Pending appeal, a Staten Island judge ruled the city can discard all immigration records, effectively protecting them from seizure by federal authorities.
At the launch of IDNYC in 2015, New York's municipal identification card program, Mayor Bill de Blasio showcases one of the cards that gives undocumented residents of New York access to city services and banking privileges. (New York Mayor's Office / Flickr)
In a blow to the Trump Administration’s agenda to deport undocumented immigrants, a State Supreme Court judge has ruled that New York City has a right to destroy information obtained through its municipal identification card program, IDNYC.
The municipal cards are held by more than 1 million city residents, each of whom gain access to discounts to prescription drugs and entrance to recreational facilities and educational institutions like libraries and museums. More importantly, the cards act as a valid form of identification when stopped by NYC police officers or for opening accounts at some banks.
As leader of one of the nation's "sanctuary cities," New York Mayor Bill de Blasio threatened to destroy documents and data obtained from ID applicants following concerns that the Trump administration and deportation officials would seek to obtain the data — which often includes copies of foreign passports — to locate and deport undocumented families and residents.
“With this decision the State Supreme Court protected the personal information of a million New Yorkers,” de Blasio, a Democrat, said in a statement. “IDNYC was created to protect people and connect them to vital services and today’s decision ensures it will continue to do just that. We applaud the ruling and will fight any attempt to appeal it.”
Judge Philip Minardo issued the ruling after two Staten Island State Assembly members, Ronald Castorina and Nicole Malliotakis, both Republicans, sued to preserve IDNYC’s application data. The two argued that destroying the documentation posed a threat to national security.
Yet those claim fell short due in part to testimony from the New York Police Department’s deputy commissioner for counterterrorism, John Miller, according to the New York Times.
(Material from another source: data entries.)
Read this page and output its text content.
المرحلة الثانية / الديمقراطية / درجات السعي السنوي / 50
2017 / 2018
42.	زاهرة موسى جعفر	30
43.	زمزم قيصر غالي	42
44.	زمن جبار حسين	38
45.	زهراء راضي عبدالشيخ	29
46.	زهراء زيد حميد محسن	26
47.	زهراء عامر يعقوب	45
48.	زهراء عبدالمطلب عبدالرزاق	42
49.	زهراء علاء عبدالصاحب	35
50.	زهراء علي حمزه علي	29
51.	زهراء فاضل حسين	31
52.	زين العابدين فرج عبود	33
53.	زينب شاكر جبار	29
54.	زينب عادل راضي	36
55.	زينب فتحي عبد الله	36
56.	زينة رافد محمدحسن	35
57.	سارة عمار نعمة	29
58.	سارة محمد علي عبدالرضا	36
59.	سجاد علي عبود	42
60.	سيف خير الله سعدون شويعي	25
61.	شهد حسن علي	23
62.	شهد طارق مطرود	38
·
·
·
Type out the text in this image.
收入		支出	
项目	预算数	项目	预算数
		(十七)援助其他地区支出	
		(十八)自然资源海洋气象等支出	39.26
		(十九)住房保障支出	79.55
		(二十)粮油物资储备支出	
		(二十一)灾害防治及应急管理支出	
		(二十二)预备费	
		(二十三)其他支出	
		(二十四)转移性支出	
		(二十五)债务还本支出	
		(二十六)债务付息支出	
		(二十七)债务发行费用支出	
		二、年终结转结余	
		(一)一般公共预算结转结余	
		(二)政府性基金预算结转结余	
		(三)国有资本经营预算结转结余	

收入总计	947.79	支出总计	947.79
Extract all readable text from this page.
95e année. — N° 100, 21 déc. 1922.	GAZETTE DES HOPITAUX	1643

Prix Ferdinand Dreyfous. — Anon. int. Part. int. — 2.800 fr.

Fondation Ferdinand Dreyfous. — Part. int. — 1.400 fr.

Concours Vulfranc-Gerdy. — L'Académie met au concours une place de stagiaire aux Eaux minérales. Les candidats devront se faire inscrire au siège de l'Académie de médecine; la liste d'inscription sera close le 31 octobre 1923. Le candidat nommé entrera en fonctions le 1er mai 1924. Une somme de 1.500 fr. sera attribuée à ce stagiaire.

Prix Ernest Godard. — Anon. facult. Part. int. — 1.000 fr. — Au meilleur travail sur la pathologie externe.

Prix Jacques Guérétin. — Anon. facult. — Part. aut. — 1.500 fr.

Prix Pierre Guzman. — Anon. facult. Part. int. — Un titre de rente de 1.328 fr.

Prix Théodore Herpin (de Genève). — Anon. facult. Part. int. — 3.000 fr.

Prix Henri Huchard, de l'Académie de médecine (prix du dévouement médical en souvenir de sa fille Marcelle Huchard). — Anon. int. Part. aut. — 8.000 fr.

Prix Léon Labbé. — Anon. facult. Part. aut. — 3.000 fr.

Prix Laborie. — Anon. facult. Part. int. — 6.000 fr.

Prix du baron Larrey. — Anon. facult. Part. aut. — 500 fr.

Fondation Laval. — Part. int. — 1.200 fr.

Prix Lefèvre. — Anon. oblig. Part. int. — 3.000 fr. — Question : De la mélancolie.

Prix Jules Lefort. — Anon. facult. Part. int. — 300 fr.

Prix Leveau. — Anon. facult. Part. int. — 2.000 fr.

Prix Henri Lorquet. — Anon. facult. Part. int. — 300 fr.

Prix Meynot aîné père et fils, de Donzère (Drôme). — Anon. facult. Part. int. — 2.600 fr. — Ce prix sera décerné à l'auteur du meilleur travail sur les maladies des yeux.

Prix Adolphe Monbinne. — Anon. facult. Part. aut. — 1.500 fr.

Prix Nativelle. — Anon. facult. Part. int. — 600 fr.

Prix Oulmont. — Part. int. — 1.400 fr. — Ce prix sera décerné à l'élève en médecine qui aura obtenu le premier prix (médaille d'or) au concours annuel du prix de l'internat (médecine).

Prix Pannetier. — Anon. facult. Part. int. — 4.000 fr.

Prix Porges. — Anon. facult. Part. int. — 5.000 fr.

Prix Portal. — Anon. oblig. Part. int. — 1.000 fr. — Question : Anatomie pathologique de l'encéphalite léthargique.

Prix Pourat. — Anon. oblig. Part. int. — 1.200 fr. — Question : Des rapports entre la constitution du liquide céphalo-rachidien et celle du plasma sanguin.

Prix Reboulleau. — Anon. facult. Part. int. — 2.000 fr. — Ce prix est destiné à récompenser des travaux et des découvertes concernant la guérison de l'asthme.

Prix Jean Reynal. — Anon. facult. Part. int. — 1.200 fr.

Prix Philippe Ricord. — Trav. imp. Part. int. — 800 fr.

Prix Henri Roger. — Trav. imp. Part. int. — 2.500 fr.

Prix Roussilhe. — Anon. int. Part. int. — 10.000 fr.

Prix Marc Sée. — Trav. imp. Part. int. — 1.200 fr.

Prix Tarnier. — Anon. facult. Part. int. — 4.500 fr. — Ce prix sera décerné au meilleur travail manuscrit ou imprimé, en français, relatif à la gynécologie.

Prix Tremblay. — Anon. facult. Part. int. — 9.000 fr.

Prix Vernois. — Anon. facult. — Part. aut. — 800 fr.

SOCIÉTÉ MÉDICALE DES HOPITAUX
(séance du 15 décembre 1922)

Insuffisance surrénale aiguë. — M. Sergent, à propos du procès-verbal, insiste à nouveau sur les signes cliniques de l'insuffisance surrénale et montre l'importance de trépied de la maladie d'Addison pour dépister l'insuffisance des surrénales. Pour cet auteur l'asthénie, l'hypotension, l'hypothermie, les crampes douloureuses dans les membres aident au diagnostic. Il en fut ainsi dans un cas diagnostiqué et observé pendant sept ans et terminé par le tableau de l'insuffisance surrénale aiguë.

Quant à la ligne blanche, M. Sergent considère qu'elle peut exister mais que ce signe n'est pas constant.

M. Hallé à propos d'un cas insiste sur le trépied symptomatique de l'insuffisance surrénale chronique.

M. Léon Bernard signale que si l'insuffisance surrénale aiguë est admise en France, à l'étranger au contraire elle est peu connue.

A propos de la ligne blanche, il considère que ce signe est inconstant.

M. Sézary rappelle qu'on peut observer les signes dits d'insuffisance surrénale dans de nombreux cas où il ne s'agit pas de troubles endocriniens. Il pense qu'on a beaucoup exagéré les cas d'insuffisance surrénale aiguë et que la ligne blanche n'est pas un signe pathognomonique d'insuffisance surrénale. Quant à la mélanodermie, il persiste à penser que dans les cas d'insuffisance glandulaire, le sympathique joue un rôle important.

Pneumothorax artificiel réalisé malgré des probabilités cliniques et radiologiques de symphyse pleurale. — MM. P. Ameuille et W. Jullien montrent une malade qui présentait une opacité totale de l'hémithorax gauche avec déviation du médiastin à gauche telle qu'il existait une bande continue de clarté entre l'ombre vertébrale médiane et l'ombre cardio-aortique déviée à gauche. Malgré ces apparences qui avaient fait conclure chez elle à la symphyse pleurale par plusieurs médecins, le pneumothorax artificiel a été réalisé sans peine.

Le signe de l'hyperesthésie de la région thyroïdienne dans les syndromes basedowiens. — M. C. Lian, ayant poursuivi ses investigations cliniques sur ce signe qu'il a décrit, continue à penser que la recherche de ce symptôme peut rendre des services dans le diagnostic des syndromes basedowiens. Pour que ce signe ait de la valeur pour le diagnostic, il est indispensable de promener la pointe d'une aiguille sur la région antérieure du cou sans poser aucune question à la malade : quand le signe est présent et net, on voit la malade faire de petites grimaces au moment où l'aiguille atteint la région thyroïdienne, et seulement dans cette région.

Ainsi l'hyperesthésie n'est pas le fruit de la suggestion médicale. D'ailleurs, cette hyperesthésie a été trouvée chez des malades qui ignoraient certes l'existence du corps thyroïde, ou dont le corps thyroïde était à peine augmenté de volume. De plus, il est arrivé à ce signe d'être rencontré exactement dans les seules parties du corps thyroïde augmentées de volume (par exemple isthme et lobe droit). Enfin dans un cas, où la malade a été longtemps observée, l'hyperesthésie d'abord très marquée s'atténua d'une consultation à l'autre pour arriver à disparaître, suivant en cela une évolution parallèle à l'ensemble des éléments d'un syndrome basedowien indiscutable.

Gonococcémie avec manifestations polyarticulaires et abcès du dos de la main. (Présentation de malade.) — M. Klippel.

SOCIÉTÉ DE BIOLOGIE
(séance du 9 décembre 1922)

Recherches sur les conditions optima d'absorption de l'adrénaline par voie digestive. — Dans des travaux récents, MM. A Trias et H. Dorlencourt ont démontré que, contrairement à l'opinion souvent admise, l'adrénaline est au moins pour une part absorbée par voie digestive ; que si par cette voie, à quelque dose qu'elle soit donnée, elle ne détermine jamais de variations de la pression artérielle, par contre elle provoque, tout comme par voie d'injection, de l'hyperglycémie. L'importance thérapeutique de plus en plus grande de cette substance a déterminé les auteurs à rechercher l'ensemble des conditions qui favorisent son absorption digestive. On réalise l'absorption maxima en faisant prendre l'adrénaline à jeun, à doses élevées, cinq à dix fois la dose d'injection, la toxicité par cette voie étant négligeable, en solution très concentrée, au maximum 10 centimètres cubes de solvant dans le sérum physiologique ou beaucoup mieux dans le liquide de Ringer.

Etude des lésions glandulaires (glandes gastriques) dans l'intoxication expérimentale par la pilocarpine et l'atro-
Miller said that during the IDNYC’s pilot phase, counterterrorism intelligence analysts were unable to link any of the cards to terrorists or terrorist activities.
The win for the city notwithstanding, Minardo issued a stay that would prevent the city from destroying any documents until April 17, pending an appeal.
As for future requests from deportation authorities, last December the city instituted a policy not to hold copies of identity or residency documents once an application has been approved.
The ruling in NYC could set a legal precedent. Other sanctuary cities with municipal ID programs include Washington, D.C., Chicago and Los Angeles, all of which have large communities of undocumented residents. For cities still on the fence about issuing IDs, such as Boston, an upheld judgement may inspire confidence to follow through.
Boston Mayor Marty Walsh initiated an RFP last January to investigate whether an ID program would benefit and protect residents. Federal warrants to retrieve information on the whereabouts and on immigration status is a chief concern in the study.
Offering refuge for undocumented residents may come at a cost for sanctuary cities. In an executive order issued in January, Trump commanded the Justice Department and the Department of Homeland Security to deny federal funding to any city sheltering illegal immigrants or preventing police departments from working with U.S. Immigration and Customs Enforcement officers.
Legally, it remains unclear how such an order might be realized. A Supreme Court ruling indicates funding can only be withheld if it a city project or program is in opposition to a federal agency's specific interests. The U.S. has a variety of grants and funding opportunities for localities, yet most of the agencies providing them are not involved in immigration.